Yazar Berat Eren’in derlemesiyle “Mesnevî’den Mesajlar”

Yazar Berat Eren’in derlemesiyle “Mesnevî’den Mesajlar”
Yayınlama: 07.05.2019
Düzenleme: 07.05.2019 10:44
3
A+
A-

Yazar Berat Eren’in kaleme alıp derlediği “Mesnevî’den Mesajlar” adlı kitabından yer vereceğimiz Hz. Mevlana’nın sözlerini yayınlayacağız.

1.

Bişnov ez ney çun hikâyet mî koned

Ez codâyihâ şikâyet mî koned

“Şu neyin nasıl hikâye ettiğini dinle. O ayrılıklardan şikâyet etmektedir.”

2.

K’ez neyistan tâ merâ bobrîde end

Ez nefirem merd ü zen nâlide end

“Ney, beni kamışlıktan kestiklerinden beri feryadımdan kadın erkek inlemektedir, diyor.”

3.

Sîne hâhem şerhe şerhe ez firâk

Tâ bigûyem şerh-i derd-i iştiyâk

“İştiyâk derdini şerhedebilmem için ayrılık acısıyla şerha şerha olmuş kalb isterim.”

4.

Herkesî k’û dûr mand ez asl-ı hîş

Bâz cûyed rûzgâr-ı vasl-ı hîş

“Aslından, vatanından uzaklaşmış olan kimse, orada geçirmiş olduğu zamanı tekrar arar.”

5.

Men beher cem’iyyeti nâlân şodem

Coft-i bed-hâlân u hoş-hâlân şodem

“Ben her cemiyyetde,  her mecliste inledim durdum; kötü ve iyi huylu insanlarla da düşüp kalktım.”

6.

Herkesî ez zann-ı hod şod yâr-ı men

Ez derûn-i men necost esrâr-ı men

“Herkes kendi anlayışına göre benim yârim oldu, içimdeki esrarı araştırmadı.”

7.

Sırr-ı men ez nâle-i men dûr nist

Lîk çeşm u gûş râ ân nûr nist

“Benim sırrım feryadımdan uzak değildir.
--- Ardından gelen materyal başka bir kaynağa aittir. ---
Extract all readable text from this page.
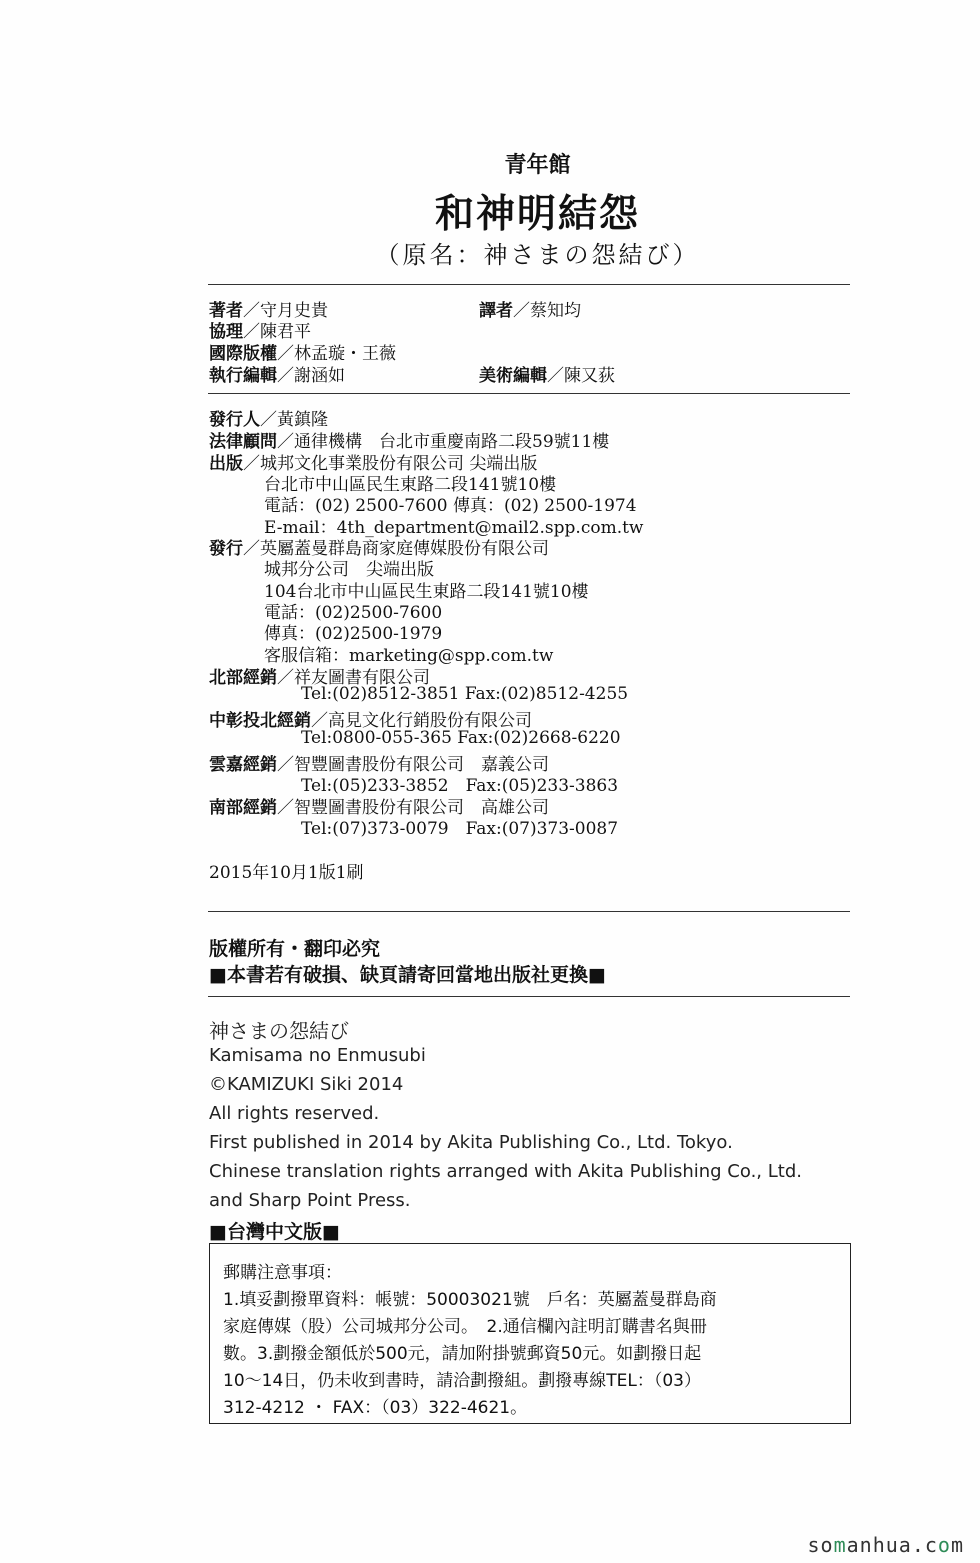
青年館
和神明結怨
（原名：神さまの怨結び）
著者／守月史貴	譯者／蔡知均
協理／陳君平
國際版權／林孟璇・王薇
執行編輯／謝涵如	美術編輯／陳又荻
發行人／黃鎮隆
法律顧問／通律機構　台北市重慶南路二段59號11樓
出版／城邦文化事業股份有限公司 尖端出版
台北市中山區民生東路二段141號10樓
電話：(02) 2500-7600 傳真：(02) 2500-1974
E-mail：4th_department@mail2.spp.com.tw
發行／英屬蓋曼群島商家庭傳媒股份有限公司
城邦分公司　尖端出版
104台北市中山區民生東路二段141號10樓
電話：(02)2500-7600
傳真：(02)2500-1979
客服信箱：marketing@spp.com.tw
北部經銷／祥友圖書有限公司
Tel:(02)8512-3851 Fax:(02)8512-4255
中彰投北經銷／高見文化行銷股份有限公司
Tel:0800-055-365 Fax:(02)2668-6220
雲嘉經銷／智豐圖書股份有限公司　嘉義公司
Tel:(05)233-3852　Fax:(05)233-3863
南部經銷／智豐圖書股份有限公司　高雄公司
Tel:(07)373-0079　Fax:(07)373-0087
2015年10月1版1刷
版權所有・翻印必究
■本書若有破損、缺頁請寄回當地出版社更換■
神さまの怨結び
Kamisama no Enmusubi
©KAMIZUKI Siki 2014
All rights reserved.
First published in 2014 by Akita Publishing Co., Ltd. Tokyo.
Chinese translation rights arranged with Akita Publishing Co., Ltd.
and Sharp Point Press.
■台灣中文版■
郵購注意事項：
1.填妥劃撥單資料：帳號：50003021號　戶名：英屬蓋曼群島商
家庭傳媒（股）公司城邦分公司。　2.通信欄內註明訂購書名與冊
數。3.劃撥金額低於500元，請加附掛號郵資50元。如劃撥日起
10～14日，仍未收到書時，請洽劃撥組。劃撥專線TEL：（03）
312-4212 ・ FAX：（03）322-4621。
somanhua.com
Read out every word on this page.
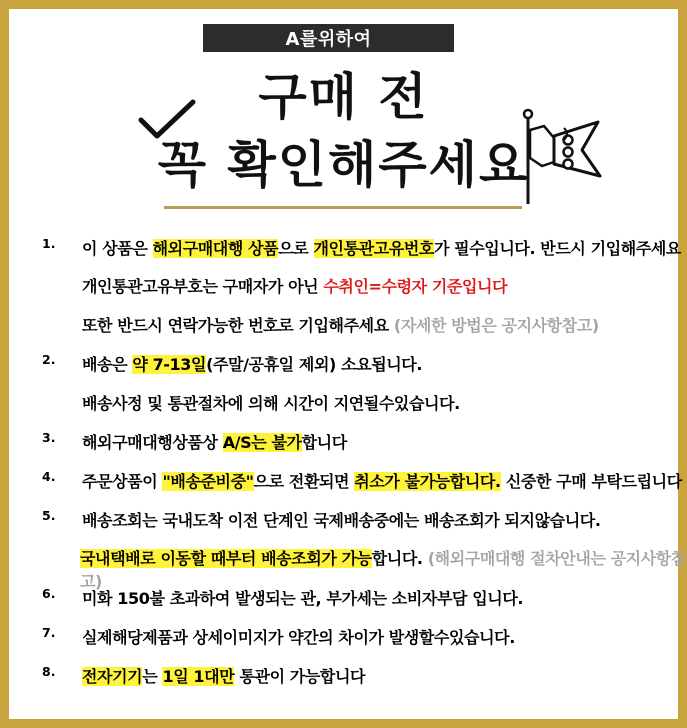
A를위하여
구매 전
꼭 확인해주세요
1. 이 상품은 해외구매대행 상품으로 개인통관고유번호가 필수입니다. 반드시 기입해주세요
개인통관고유부호는 구매자가 아닌 수취인=수령자 기준입니다
또한 반드시 연락가능한 번호로 기입해주세요 (자세한 방법은 공지사항참고)
2. 배송은 약 7-13일(주말/공휴일 제외) 소요됩니다.
배송사정 및 통관절차에 의해 시간이 지연될수있습니다.
3. 해외구매대행상품상 A/S는 불가합니다
4. 주문상품이 "배송준비중"으로 전환되면 취소가 불가능합니다. 신중한 구매 부탁드립니다
5. 배송조회는 국내도착 이전 단계인 국제배송중에는 배송조회가 되지않습니다.
국내택배로 이동할 때부터 배송조회가 가능합니다. (해외구매대행 절차안내는 공지사항참고)
6. 미화 150불 초과하여 발생되는 관, 부가세는 소비자부담 입니다.
7. 실제해당제품과 상세이미지가 약간의 차이가 발생할수있습니다.
8. 전자기기는 1일 1대만 통관이 가능합니다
Lakin her gözde onu görecek nûr, her kulakta onu işitecek kudret yoktur.”

8.

Ten z’i cân u cân z’i ten mestûr nist

Lîk kes râ dîd-i cân destûr nist

“Beden ruhtan ruh bedenden gizli değildir. Lakin herkesin ruhu görmesine ruhsat yoktur.”

9.

Âteşest în bang-ı nây u nist bâd

Her ki în âteş nedâred nist bâd

“Şu neyin sesi ateştir, hava değildir. Her kimde bu ateş yoksa o kimse yok olsun.”

10.

Âteş-i ışkest k’ender ney futâd

Cûşiş-i ışkest k’ender mey futâd

“Neydeki bu ateş ile meydeki bu coşkunluk hep içlerine düşen aşktandır.”

11.

Ney harîf-i her ki ez yârî borîd

Perdehâyeş perdehâ-yi mâ derîd

“Ney yârinden ayrılmış olanın arkadaşıdır. Onun makam perdeleri bizim nûrânî ve zulmânî perdelerimizi yırtmıştır.”

12.

Hem ço ney zehrî yü tiryâkî ki dîd

Hem ço ney demsâz ü muştâkî ki dîd

“Ney gibi hem zehir hem panzehir; hem dost hem âşıkı kim görmüştür?”

13.

Ney hadîs-i râh-ı por hûn mî koned

Kıssehâ-yı ışk-ı Mecnûn mî koned

“Ney kanlı aşk yolundan bahseder. Mecnun aşkının kıssalarından bahseder.”

14.

Mahrem-i în hûş coz bî-hûş nist

Mer zeban râ muşterî coz gûş nist

“Bu aklın mahremi akılsızkıktan gayrısı değildir. Dile de kulaktan başka müşteri yoktur.”

15.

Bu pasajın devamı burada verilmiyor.